The group has boxed many books in preparation of sending them to Africa.
“It’s difficult to say exactly how many books we’ve collected so far, as we’ve been measuring them by weight rather than quantity, but a rough goal we’re looking at is a minimum of 1,000 books,” she said.
Morgan and other Green Club students plan to make the project larger and involve others.
“We believe, however, that with the help of our schoolmates and community at large, we could definitely surpass this goal by a wide margin. The bottom line is, there is no limit to the amount of books we can send, as long as we can fund sending them,” she said.
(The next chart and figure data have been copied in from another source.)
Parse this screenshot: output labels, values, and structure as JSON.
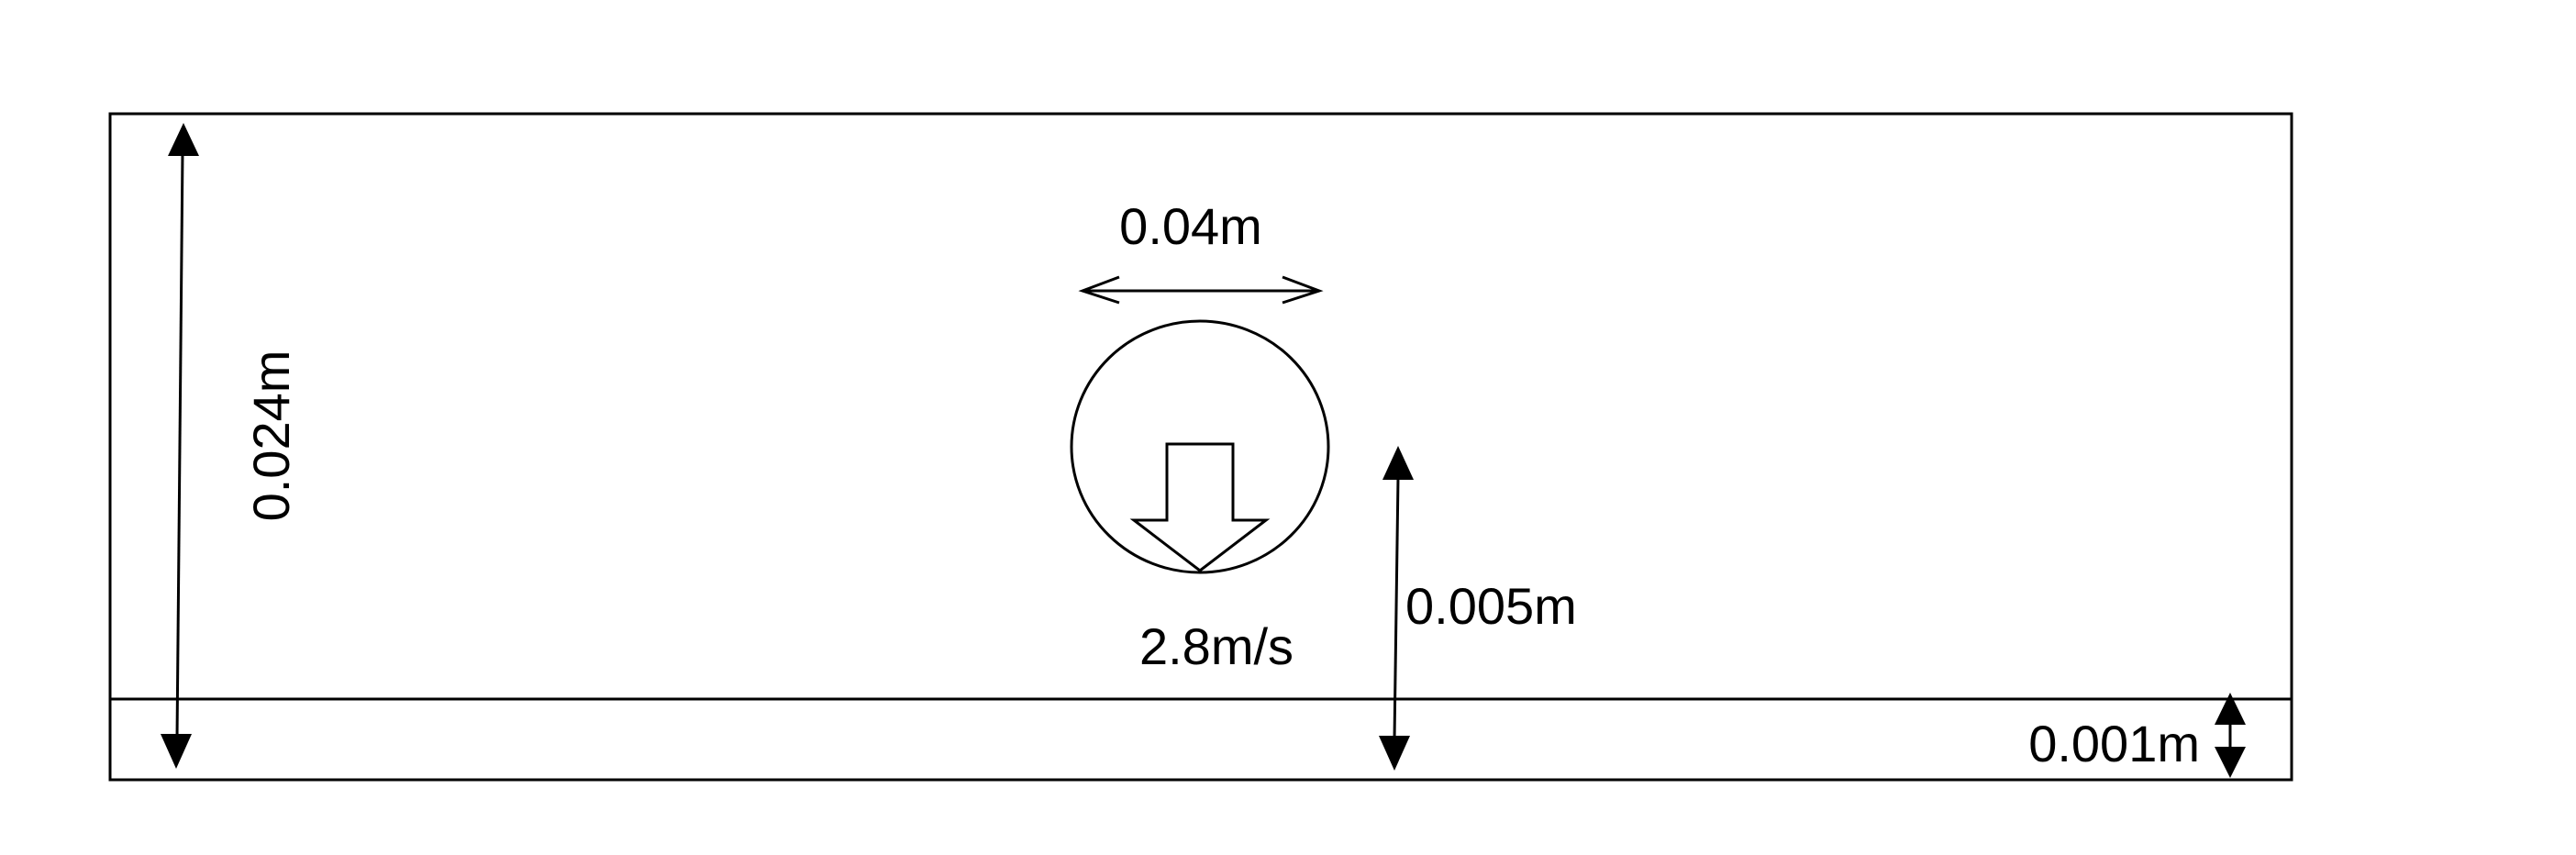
{
  "diagram": {
    "labels": {
      "domain_height": "0.024m",
      "cylinder_diameter": "0.04m",
      "velocity": "2.8m/s",
      "gap_height": "0.005m",
      "wall_thickness": "0.001m"
    },
    "colors": {
      "stroke": "#000000",
      "background": "#ffffff"
    }
  }
}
Another aspect of sending books to Africa is raising money to get the books there. While some members of the Green Club packed books into boxes, others baked items for a bake sale held last week during morning breaks and lunch time, and still others sold the baked items.
Cookies, brownies, pies and cakes, along with healthy options including apples and oranges, were sold for $1 each.
In one week, the club was able to raise $90 during school hours and another $200 in local donations.
Along with raising funds and awareness of sending the books to Africa, students in the Green Club are also incorporating the project into other aspects of their education.
Chesley, Aurora Derflinger and Austin Craig are incorporating sending the Green Club project into their Caring For the Kenai projects.
“There is so much we can be doing,” Chesley said.
Khelbie Miller, another senior in the Green Club, said recycling is an important issue to him and his family. Aside from sending the books to Africa, he also wants to get younger generations involved in recycling.
He recently went to Redoubt Elementary, where his little brother attends second-grade and encouraged his class to get into recycling.
“It is good for the environment,” he said.